The concept of 'Gross National Happiness' was introduced by the former Bhutanese king Jigme Singye Wangchuck in 1972 as an alternative ends to both guiding and measuring the success of modernisation. While traditional methods of development stress economic growth as the ultimate goal, 'GNH' emphasises that development which causes environmental and cultural degradation is uneconomical if it in fact infringes on human happiness. In theory it is a concept I firmly support, quality of life and happiness should ultimately be what we as societies and individuals are working to improve as opposed to pure quantitative economic gains.

Application of GNH in the Bhutanese experience, despite the positive aspects of environmental preservation, should however not be idealised and should be subjected to some criticism. Policies initiated by the Bhutanese government in accordance with GNH aimed at developing Bhutan in accordance with 'traditional values' and in harmony with traditional Bhutanese culture. Examples of such policies included the banning of television and internet until 1999, the continual outlaw of traffic lights and the forcing of citizens to dress in 14th century traditional clothing.
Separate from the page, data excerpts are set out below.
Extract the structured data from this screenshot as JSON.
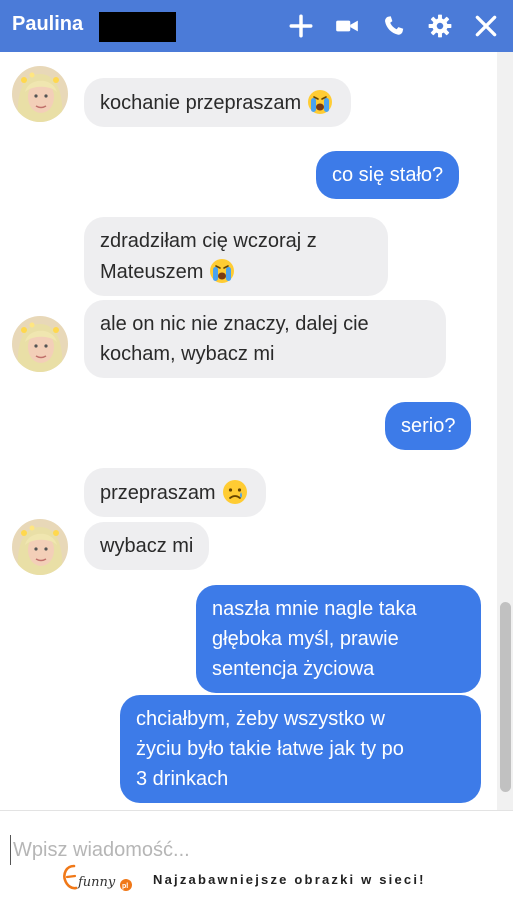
{
  "header": {
    "title": "Paulina",
    "icons": [
      "plus-icon",
      "video-icon",
      "phone-icon",
      "gear-icon",
      "close-icon"
    ]
  },
  "messages": [
    {
      "id": "m1",
      "side": "in",
      "text": "kochanie przepraszam",
      "emoji": "crying-face"
    },
    {
      "id": "m2",
      "side": "out",
      "text": "co się stało?"
    },
    {
      "id": "m3",
      "side": "in",
      "lines": [
        "zdradziłam cię wczoraj z",
        "Mateuszem"
      ],
      "emoji": "crying-face"
    },
    {
      "id": "m4",
      "side": "in",
      "lines": [
        "ale on nic nie znaczy, dalej cie",
        "kocham, wybacz mi"
      ]
    },
    {
      "id": "m5",
      "side": "out",
      "text": "serio?"
    },
    {
      "id": "m6",
      "side": "in",
      "text": "przepraszam",
      "emoji": "sad-tear-face"
    },
    {
      "id": "m7",
      "side": "in",
      "text": "wybacz mi"
    },
    {
      "id": "m8",
      "side": "out",
      "lines": [
        "naszła mnie nagle taka",
        "głęboka myśl, prawie",
        "sentencja życiowa"
      ]
    },
    {
      "id": "m9",
      "side": "out",
      "lines": [
        "chciałbym, żeby wszystko w",
        "życiu było takie łatwe jak ty po",
        "3 drinkach"
      ]
    }
  ],
  "composer": {
    "placeholder": "Wpisz wiadomość...",
    "value": ""
  },
  "footer": {
    "brand": "funny",
    "brand_suffix": "pl",
    "tagline": "Najzabawniejsze obrazki w sieci!"
  },
  "colors": {
    "header": "#4b7bd8",
    "outgoing": "#3d7be8",
    "incoming": "#eeeef0"
  }
}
Undoubtedly there is a certain idyllic aesthetic to this that is appealing to disillusioned Westerners. One that allows us the picture of a quaint, 'purer' place unspoiled by global influences. It is nice to reach the state of cosmopolitanism and global awareness that we are able to idealise the very opposite characteristics in a society.

A certain skepticism should be raised anytime the 'traditional value' card is played. History and tradition are often used falsely or in over simplified manners to give currency to some peoples' conception of the past as a means of dictating how things should be in the present. It is a technique commonly used by populist and conservative politicians in the West. Empower a real or imagined cultural majority by anachronistically creating or shaping the present in a pseudo-historic mold. Culture as such is something created within which dictates one is forced to belong as opposed to a living and developing expression of lifestyle. In a sense such imposed cultural belonging is a type of fascism.

In Bhutan this element of fascism was not without the extreme manifestation of enforced traditional values, ethnic cleansing. In the 1980's, concerned by the changing demographic trends of an increasing population of Hindu ethnic-Nepali Bhutanese, Jigme Singye Wangchuck initiated a programme of 'Bhutanization' aimed at unifying the country under the culture, language and religion of the Buddhist Druk majority. The Druk dress code (as mentioned above) was imposed, the Nepali language was forbidden in schools, Nepali books were burned and ethnic Nepali were deprived of there citizenship and civil rights. In the early 1990s tens of thousands were expelled from the country and to this day approximately 107 000 are living in refugee camps in Eastern Nepal. Their happiness has not been factored into GNH.

Whatever good intentions there may have been, cultural hegemony has played a strong and condemnable role in Bhutan's development of Gross National Happiness.